Non è molto diverso quel che si richiede a chi voglia attraversare consapevolmente le Poesie gaddiane, la cui superficie a tratti del tutto intransitiva non è stata ancora rischiarata da studi adeguati. La loro insidiosa ermeneutica richiede una battaglia tutta intellettuale che tenga conto dei molteplici livelli letterari e circostanziali che mi sono provata a sollevare in questa panoramica sul contesto teorico e umano del corpus; e che non dimentichi, soprattutto, lo speciale significato della poesia:

Poesia non è lungo discorso, non è cronaca enrarrativa del perché e del come e del prima e del poi: è, piuttosto, sintesi e fulgurazione, dopo le brume o le nuvole ampie e rotonde del discorsivo. L’occhio deve prepararsi aperto, se vuol affisar questa fòlgore nell’attimo di sua verità: se lo chiuderete per paura del difficile, vedrete le vene della vostra palpèbra, e soltanto quelle. [Poesia di Montale, SGF I, p. 769]
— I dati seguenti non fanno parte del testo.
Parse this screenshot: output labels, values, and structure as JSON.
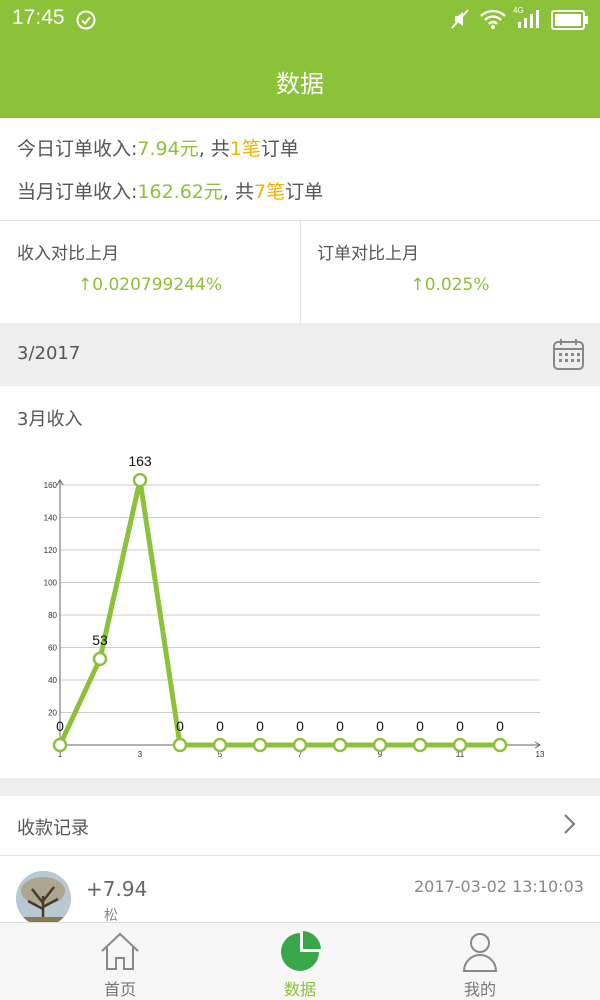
{
  "status_bar": {
    "time": "17:45",
    "network": "4G"
  },
  "header": {
    "title": "数据"
  },
  "summary": {
    "today_prefix": "今日订单收入:",
    "today_amount": "7.94元",
    "today_mid": ", 共",
    "today_count": "1笔",
    "today_suffix": "订单",
    "month_prefix": "当月订单收入:",
    "month_amount": "162.62元",
    "month_mid": ", 共",
    "month_count": "7笔",
    "month_suffix": "订单"
  },
  "compare": {
    "income_label": "收入对比上月",
    "income_value": "↑0.020799244%",
    "order_label": "订单对比上月",
    "order_value": "↑0.025%"
  },
  "date_bar": {
    "date": "3/2017"
  },
  "chart_title": "3月收入",
  "chart_data": {
    "type": "line",
    "title": "",
    "xlabel": "",
    "ylabel": "",
    "x": [
      1,
      2,
      3,
      4,
      5,
      6,
      7,
      8,
      9,
      10,
      11,
      12
    ],
    "values": [
      0,
      53,
      163,
      0,
      0,
      0,
      0,
      0,
      0,
      0,
      0,
      0
    ],
    "data_labels": [
      "0",
      "53",
      "163",
      "0",
      "0",
      "0",
      "0",
      "0",
      "0",
      "0",
      "0",
      "0"
    ],
    "x_ticks": [
      "1",
      "3",
      "5",
      "7",
      "9",
      "11",
      "13"
    ],
    "y_ticks": [
      "20",
      "40",
      "60",
      "80",
      "100",
      "120",
      "140",
      "160"
    ],
    "xlim": [
      1,
      13
    ],
    "ylim": [
      0,
      160
    ],
    "grid": true,
    "color": "#8cc13a"
  },
  "records": {
    "label": "收款记录",
    "items": [
      {
        "amount": "+7.94",
        "name": "松",
        "time": "2017-03-02 13:10:03"
      }
    ]
  },
  "tabs": [
    {
      "label": "首页",
      "icon": "home-icon"
    },
    {
      "label": "数据",
      "icon": "pie-chart-icon"
    },
    {
      "label": "我的",
      "icon": "user-icon"
    }
  ],
  "colors": {
    "accent": "#8cc13a",
    "highlight": "#f0b400"
  }
}
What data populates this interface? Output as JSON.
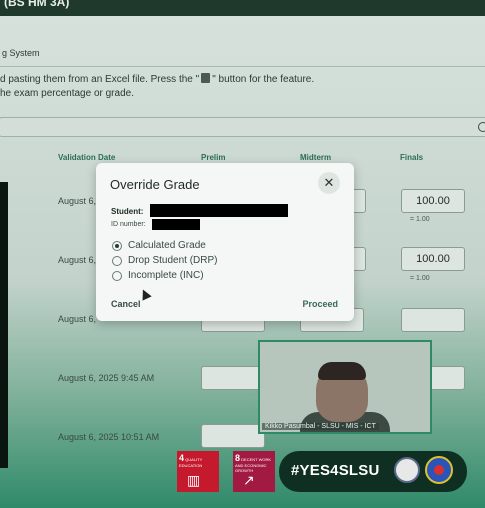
{
  "window": {
    "title": "(BS HM 3A)"
  },
  "page": {
    "subtitle": "g System",
    "instructions": [
      "d pasting them from an Excel file. Press the \"",
      "\" button for the feature.",
      "he exam percentage or grade."
    ],
    "columns": [
      "Validation Date",
      "Prelim",
      "Midterm",
      "Finals"
    ],
    "rows": [
      {
        "date": "August 6,",
        "final": "100.00",
        "eq": "= 1.00"
      },
      {
        "date": "August 6,",
        "final": "100.00",
        "eq": "= 1.00"
      },
      {
        "date": "August 6,",
        "final": "",
        "eq": ""
      },
      {
        "date": "August 6, 2025 9:45 AM",
        "final": "",
        "eq": ""
      },
      {
        "date": "August 6, 2025 10:51 AM",
        "final": "",
        "eq": ""
      }
    ]
  },
  "modal": {
    "title": "Override Grade",
    "close": "✕",
    "student_label": "Student:",
    "id_label": "ID number:",
    "options": [
      "Calculated Grade",
      "Drop Student (DRP)",
      "Incomplete (INC)"
    ],
    "selected": 0,
    "cancel": "Cancel",
    "proceed": "Proceed"
  },
  "video": {
    "caption": "Kikko Pasumbal - SLSU - MIS - ICT"
  },
  "branding": {
    "sdg4": {
      "num": "4",
      "title": "QUALITY EDUCATION"
    },
    "sdg8": {
      "num": "8",
      "title": "DECENT WORK AND ECONOMIC GROWTH"
    },
    "hashtag": "#YES4SLSU"
  },
  "colors": {
    "accent": "#2e6e55",
    "dark": "#0f2f23",
    "sdg4": "#c5192d",
    "sdg8": "#a21942"
  }
}
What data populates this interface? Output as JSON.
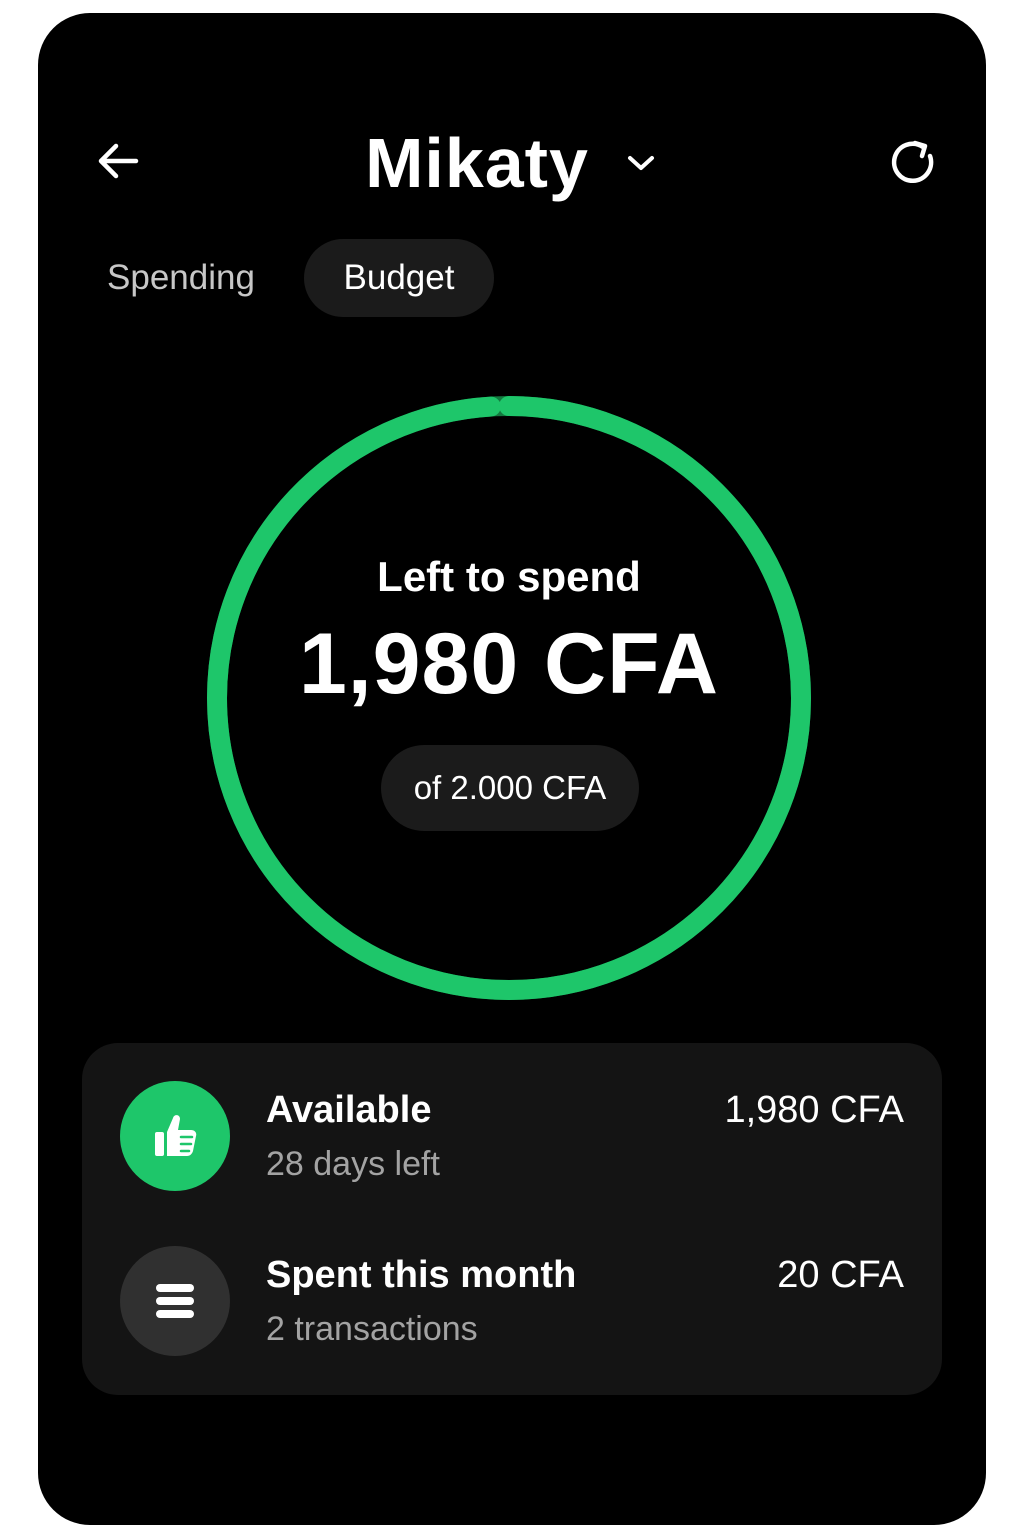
{
  "header": {
    "title": "Mikaty",
    "back_icon": "arrow-left-icon",
    "dropdown_icon": "chevron-down-icon",
    "refresh_icon": "refresh-icon"
  },
  "tabs": [
    {
      "label": "Spending",
      "active": false
    },
    {
      "label": "Budget",
      "active": true
    }
  ],
  "budget_ring": {
    "label": "Left to spend",
    "amount": "1,980 CFA",
    "total": "of 2.000 CFA",
    "fraction_remaining": 0.99,
    "color": "#1ec66a"
  },
  "summary": {
    "rows": [
      {
        "title": "Available",
        "subtitle": "28 days left",
        "value": "1,980 CFA",
        "icon": "thumbs-up-icon",
        "icon_bg": "#1ec66a"
      },
      {
        "title": "Spent this month",
        "subtitle": "2 transactions",
        "value": "20 CFA",
        "icon": "list-icon",
        "icon_bg": "#303030"
      }
    ]
  }
}
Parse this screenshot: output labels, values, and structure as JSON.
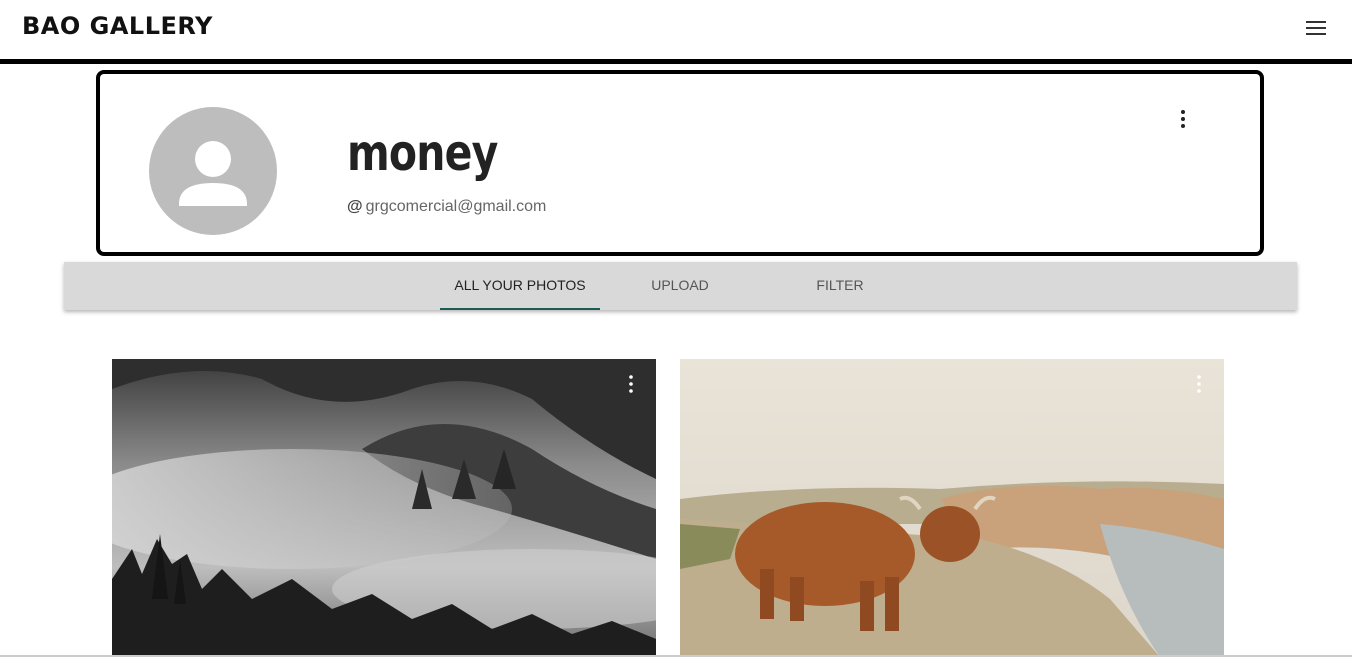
{
  "header": {
    "brand": "BAO GALLERY",
    "menu_icon": "hamburger-menu-icon"
  },
  "profile": {
    "name": "money",
    "email_prefix": "@",
    "email": "grgcomercial@gmail.com",
    "avatar_icon": "person-icon",
    "more_icon": "more-vert-icon"
  },
  "tabs": [
    {
      "label": "ALL YOUR PHOTOS",
      "active": true
    },
    {
      "label": "UPLOAD",
      "active": false
    },
    {
      "label": "FILTER",
      "active": false
    }
  ],
  "photos": [
    {
      "subject": "misty forest black and white",
      "more_icon": "more-vert-icon"
    },
    {
      "subject": "highland cow on rocky shore",
      "more_icon": "more-vert-icon"
    }
  ],
  "colors": {
    "tab_indicator": "#1a5c54",
    "tab_bar": "#d9d9d9",
    "avatar_bg": "#bdbdbd"
  }
}
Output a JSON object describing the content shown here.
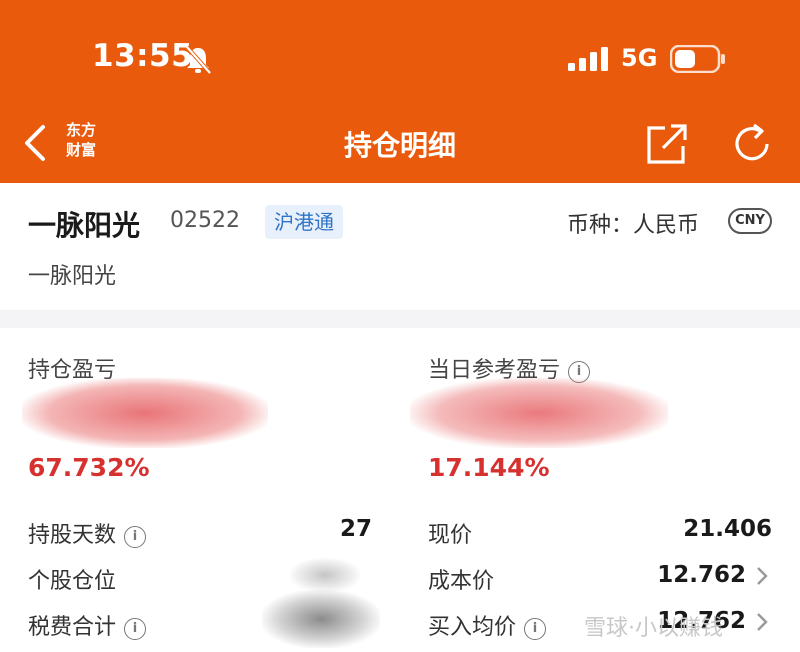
{
  "status": {
    "time": "13:55",
    "network": "5G"
  },
  "nav": {
    "title": "持仓明细",
    "logo_line1": "东方",
    "logo_line2": "财富"
  },
  "stock": {
    "name": "一脉阳光",
    "code": "02522",
    "market_tag": "沪港通",
    "currency_label": "币种：人民币",
    "currency_badge": "CNY",
    "subtitle": "一脉阳光"
  },
  "pnl": {
    "position_label": "持仓盈亏",
    "position_pct": "67.732%",
    "today_label": "当日参考盈亏",
    "today_pct": "17.144%"
  },
  "info_glyph": "i",
  "details_left": [
    {
      "label": "持股天数",
      "value": "27",
      "info": true
    },
    {
      "label": "个股仓位",
      "value": "",
      "info": false
    },
    {
      "label": "税费合计",
      "value": "",
      "info": true
    }
  ],
  "details_right": [
    {
      "label": "现价",
      "value": "21.406"
    },
    {
      "label": "成本价",
      "value": "12.762"
    },
    {
      "label": "买入均价",
      "value": "12.762"
    }
  ],
  "watermark": "雪球·小以赚钱",
  "colors": {
    "brand": "#e95a0c",
    "loss_gain_red": "#d6302f",
    "tag_blue": "#2f74c7"
  }
}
Occhio aperto e impavido, dunque, e concentrato su quella “folgore” – parola ripetuta, non a caso, pure nel saggio del ’66291

– che, pur raccogliendo le istanze del discorsivo, ci nega la spiegazione minuta dei suoi meccanismi, che restano celati, difficili, insomma tutti ancora da scoprire.

291 “Noi lettori dovremo pur registrare e dichiarare sul nostro foglio il mutarsi de’ giorni e l’impreveduto

gioco dell’inarrivato giocoliere, il poeta, in una successione temporale: poiché non è dato a noi, né al poeta, né ad alcuno di esprimere dentro il baleno della folgore i mille pensieri” (SGF I, p. 1216).